一方で、高齢化に伴い施設の人手不足は深刻化しています。 厚生労働省によると、介護職員の必要数は2026年に約240万人、2040年には約272万人になると推計されています。 対して実際の介護職員数は、2023年時点で212.6万人。 前年から3万人ほど減少しました。

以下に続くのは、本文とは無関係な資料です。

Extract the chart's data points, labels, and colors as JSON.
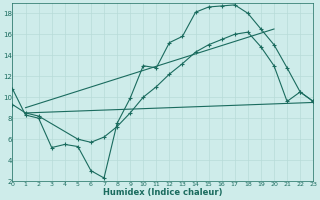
{
  "xlabel": "Humidex (Indice chaleur)",
  "background_color": "#ceecea",
  "grid_color": "#b8dbd8",
  "line_color": "#1a6b5e",
  "xlim": [
    0,
    23
  ],
  "ylim": [
    2,
    19
  ],
  "xticks": [
    0,
    1,
    2,
    3,
    4,
    5,
    6,
    7,
    8,
    9,
    10,
    11,
    12,
    13,
    14,
    15,
    16,
    17,
    18,
    19,
    20,
    21,
    22,
    23
  ],
  "yticks": [
    2,
    4,
    6,
    8,
    10,
    12,
    14,
    16,
    18
  ],
  "curve1_x": [
    0,
    1,
    2,
    3,
    4,
    5,
    6,
    7,
    8,
    9,
    10,
    11,
    12,
    13,
    14,
    15,
    16,
    17,
    18,
    19,
    20,
    21,
    22,
    23
  ],
  "curve1_y": [
    10.8,
    8.3,
    8.0,
    5.2,
    5.5,
    5.3,
    3.0,
    2.3,
    7.5,
    9.9,
    13.0,
    12.8,
    15.2,
    15.8,
    18.1,
    18.6,
    18.7,
    18.8,
    18.0,
    16.5,
    15.0,
    12.8,
    10.5,
    9.6
  ],
  "curve2_x": [
    0,
    1,
    2,
    5,
    6,
    7,
    8,
    9,
    10,
    11,
    12,
    13,
    14,
    15,
    16,
    17,
    18,
    19,
    20,
    21,
    22,
    23
  ],
  "curve2_y": [
    9.3,
    8.5,
    8.2,
    6.0,
    5.7,
    6.2,
    7.2,
    8.5,
    10.0,
    11.0,
    12.2,
    13.2,
    14.3,
    15.0,
    15.5,
    16.0,
    16.2,
    14.8,
    13.0,
    9.6,
    10.5,
    9.6
  ],
  "line3_x": [
    1,
    23
  ],
  "line3_y": [
    8.5,
    9.5
  ],
  "line4_x": [
    1,
    20
  ],
  "line4_y": [
    9.0,
    16.5
  ]
}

着実に増えていく要介護者に対して、絶対的に人手が足りていないのです。
介護職員の有効求人倍率は他職種に比べて依然として高く、現場は常に限界に近い状態で運営されています。 このような状況下では、誤嚥事故の防止や介助時間の短縮を目的として、調理の手間がかからず介助も容易な「刻み食」や「ミキサー食」が一律に提供される傾向にあるのは、致し方ない側面もあるでしょう。
しかし由美子さんの父のように、食の楽しみを奪われることで急速に意欲を失い、身体機能が低下するケースは少なくありません。
介護を社会で支えるという理念のもと、施設入居は有効な選択肢ですが、それは家族の役割を終えることではありません。 入居者本人は、施設側に不満があってもなかなか意見しづらいものです。 入居後も食の形態や生活の質について、施設側と対等に話し合っていくこと、また家族に合った施設かどうかを見極め続けることは、非常に重要なことだといえます。